Resulta extremadamente fácil criticar al consejero Javier Rodríguez, el hombre que dice que «no hace falta un máster» para «quitarse o ponerse un traje», el que afirma de Teresa Romero que «tan mal no debía estar» si iba a la peluquería, el que, finalmente, ha culpado a la enfermera de haberse contagiado de ébola. Pero resulta que detrás de todo eso hay un talento. En ese mismo lugar, el de su cinismo, Rodríguez ha demostrado que se puede convertir una grave crisis sanitaria en un esperpento, casi una parodia. Y lo ha hecho en dos días.

No es un hombre elocuente, ni de verbo fácil; solo hay que ver sus declaraciones ante las cámaras para comprobar que no dispone de un gran vocabulario, que trastabilla al hablar, que le roba ríos de sudor hacer palabras de sus ideas. No está cómodo en la tribuna. Eso sí, en medio de tanta duda, cuando suelta lo que tiene que soltar, la gente se queda boquiabierta. Es lo que ha ocurrido esta semana. El contagio de la enfermera Romero y la crisis sanitaria derivada han sacado en pocos días no los dones de organización que exigían las circunstancias, sino una seguidilla de declaraciones que una y otra vez lo han conducido al paredón. La gente pide su dimisión. En su partido ya le dan la espalda. Y Rodríguez sigue trastabillando, tercamente aferrado a su improbable habilidad para enmendarse. Si la gente, hablando de lo que ocurre, se da el lujo de reír (por no llorar), no hay duda: la culpa es de Rodríguez.

Desde el punto de vista académico, el consejero de Sanidad de la Comunidad de Madrid es un hombre formado: doctor en Medicina y Cirugía, médico especialista en Medicina Interna y médico especialista en Nefrología. Además, es catedrático de Patología General en la Universidad Complutense y vicedecano de la Facultad de Medicina. En resumen, un hombre con credenciales. A la luz de tanto título, el expediente disciplinario que le abrieron en 1990 era una simple mancha en su historial, el error que todo buen profesional ha de cometer en algún momento de su carrera; a esta nueva luz -la de sus extrañas declaraciones, la de su desafortunada gestión del ébola-, se está empezando a sacar a colación como la clase de información que ya sentaba un precedente: porque ya cuando era… Cuando era jefe de la Unidad de Hipertensión del Hospital Gregorio Marañón. Una noche, la del 22 de enero. En el servicio de urgencias. Estaba de guardia. El servicio colapsó y dos hombres murieron en el lugar. Uno de ellos esperó cinco horas para ser atendido. Rodríguez tenía 46 años.

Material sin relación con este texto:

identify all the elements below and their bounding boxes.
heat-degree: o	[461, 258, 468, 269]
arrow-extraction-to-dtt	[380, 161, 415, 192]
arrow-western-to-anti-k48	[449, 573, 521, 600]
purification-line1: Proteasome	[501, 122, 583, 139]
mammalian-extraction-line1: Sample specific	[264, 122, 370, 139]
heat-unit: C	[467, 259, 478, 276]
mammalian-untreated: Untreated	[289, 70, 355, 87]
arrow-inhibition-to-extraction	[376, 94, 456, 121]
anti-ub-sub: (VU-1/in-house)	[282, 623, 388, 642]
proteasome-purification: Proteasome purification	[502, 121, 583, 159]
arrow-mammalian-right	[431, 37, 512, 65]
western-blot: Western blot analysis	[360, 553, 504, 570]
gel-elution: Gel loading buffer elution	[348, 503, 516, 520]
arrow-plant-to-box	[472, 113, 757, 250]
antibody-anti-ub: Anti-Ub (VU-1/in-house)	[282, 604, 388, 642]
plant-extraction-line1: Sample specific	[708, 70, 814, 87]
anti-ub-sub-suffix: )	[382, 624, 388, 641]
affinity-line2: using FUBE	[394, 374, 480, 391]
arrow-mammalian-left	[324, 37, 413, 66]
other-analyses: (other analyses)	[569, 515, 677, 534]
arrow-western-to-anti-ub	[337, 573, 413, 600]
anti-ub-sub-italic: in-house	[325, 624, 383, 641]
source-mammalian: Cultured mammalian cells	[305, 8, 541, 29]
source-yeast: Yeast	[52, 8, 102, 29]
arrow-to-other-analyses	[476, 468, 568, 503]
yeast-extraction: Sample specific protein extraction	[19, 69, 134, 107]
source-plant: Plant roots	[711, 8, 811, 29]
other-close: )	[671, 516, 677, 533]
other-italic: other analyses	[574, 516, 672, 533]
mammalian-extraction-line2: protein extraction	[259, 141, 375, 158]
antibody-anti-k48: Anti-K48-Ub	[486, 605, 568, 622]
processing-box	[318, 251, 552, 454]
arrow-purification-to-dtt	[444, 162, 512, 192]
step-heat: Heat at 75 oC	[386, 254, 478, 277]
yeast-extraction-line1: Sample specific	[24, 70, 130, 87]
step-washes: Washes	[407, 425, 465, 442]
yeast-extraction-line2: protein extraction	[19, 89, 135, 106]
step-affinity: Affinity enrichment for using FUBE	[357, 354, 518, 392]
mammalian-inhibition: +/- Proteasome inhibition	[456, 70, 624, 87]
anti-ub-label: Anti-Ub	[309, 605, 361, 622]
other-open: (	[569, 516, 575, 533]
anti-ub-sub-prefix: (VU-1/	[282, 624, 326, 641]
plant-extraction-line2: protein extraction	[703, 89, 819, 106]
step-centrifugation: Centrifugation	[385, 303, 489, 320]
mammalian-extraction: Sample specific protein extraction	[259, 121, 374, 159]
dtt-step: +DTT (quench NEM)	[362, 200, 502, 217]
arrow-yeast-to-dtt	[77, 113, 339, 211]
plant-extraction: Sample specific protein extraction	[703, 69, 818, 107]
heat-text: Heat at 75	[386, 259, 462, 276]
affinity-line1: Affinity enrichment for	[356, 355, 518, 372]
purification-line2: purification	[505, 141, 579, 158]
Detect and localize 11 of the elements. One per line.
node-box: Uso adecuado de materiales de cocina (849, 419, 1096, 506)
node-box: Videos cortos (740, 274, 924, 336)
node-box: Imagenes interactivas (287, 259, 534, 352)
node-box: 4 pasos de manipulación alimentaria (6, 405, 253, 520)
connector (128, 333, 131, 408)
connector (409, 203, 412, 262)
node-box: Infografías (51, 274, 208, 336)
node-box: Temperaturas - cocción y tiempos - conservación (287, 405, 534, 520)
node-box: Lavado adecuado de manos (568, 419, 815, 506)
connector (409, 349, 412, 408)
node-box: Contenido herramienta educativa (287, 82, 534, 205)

Entonces ya había empezado su carrera política, lo que quizá explica que su primer reflejo ante la acusación fuera culpar a otro. Es el sino de los tiempos y del poder, la estrategia favorita de muchos: fue la enfermera, ha venido a decir ahora; la culpa es suya. Haber tenido una larga carrera en política, haber empezado hace 30 años como concejal de Las Rozas (PP), haber sido diputado regional, finalmente portavoz de Sanidad en la Asamblea de Madrid, nada de eso mejoró su verbo ni le quitó el hábito de desviar las culpas. Por suerte, a Rodríguez no le importa la política. «Si tengo que dimitir, dimitiría», dijo. «Yo llegué a la política comido y bien comido, no tengo ningún apego al cargo, soy médico y tengo la vida resuelta».

Veneno en el asiento

Con su aparición tardía y dos días de antológicas declaraciones, Rodríguez ha logrado por momentos desviar la atención del drama principal, el de la enfermera. El consejero ha acusado a la sanitaria de haber «mentido» y «ocultado información» sobre su salud, y, siempre refiriéndose a ella, ha ido agregando: «Ha tardado días en reconocer que pudo tener un fallo al quitarse el traje. Si lo hubiera dicho antes nos habríamos ahorrado mucho trabajo»; «ha tardado mucho en decir lo que había hecho, nos hubiera evitado un quebradero de cabeza»; y: «unos tienen mayor capacidad de aprendizaje que otros». Los insultos que le han llovido puede ufanarse de haberlos cosechado en un tiempo récord.

En su defensa hay que terminar diciendo que quizá el cargo está envenenado. El precursor de Rodríguez no fue otro que Javier Fernández Lasquetty, quien tuvo que dimitir cuando la justicia echó al suelo su proyecto de privatización de la sanidad madrileña; y el precursor de Lasquetty, Juan Jose Güemes, propició otro escándalo al ser beneficiado con contratos públicos una vez empleado en la sanidad privada. Lo lleva consigo, el asiento. Será uno de esos misterios.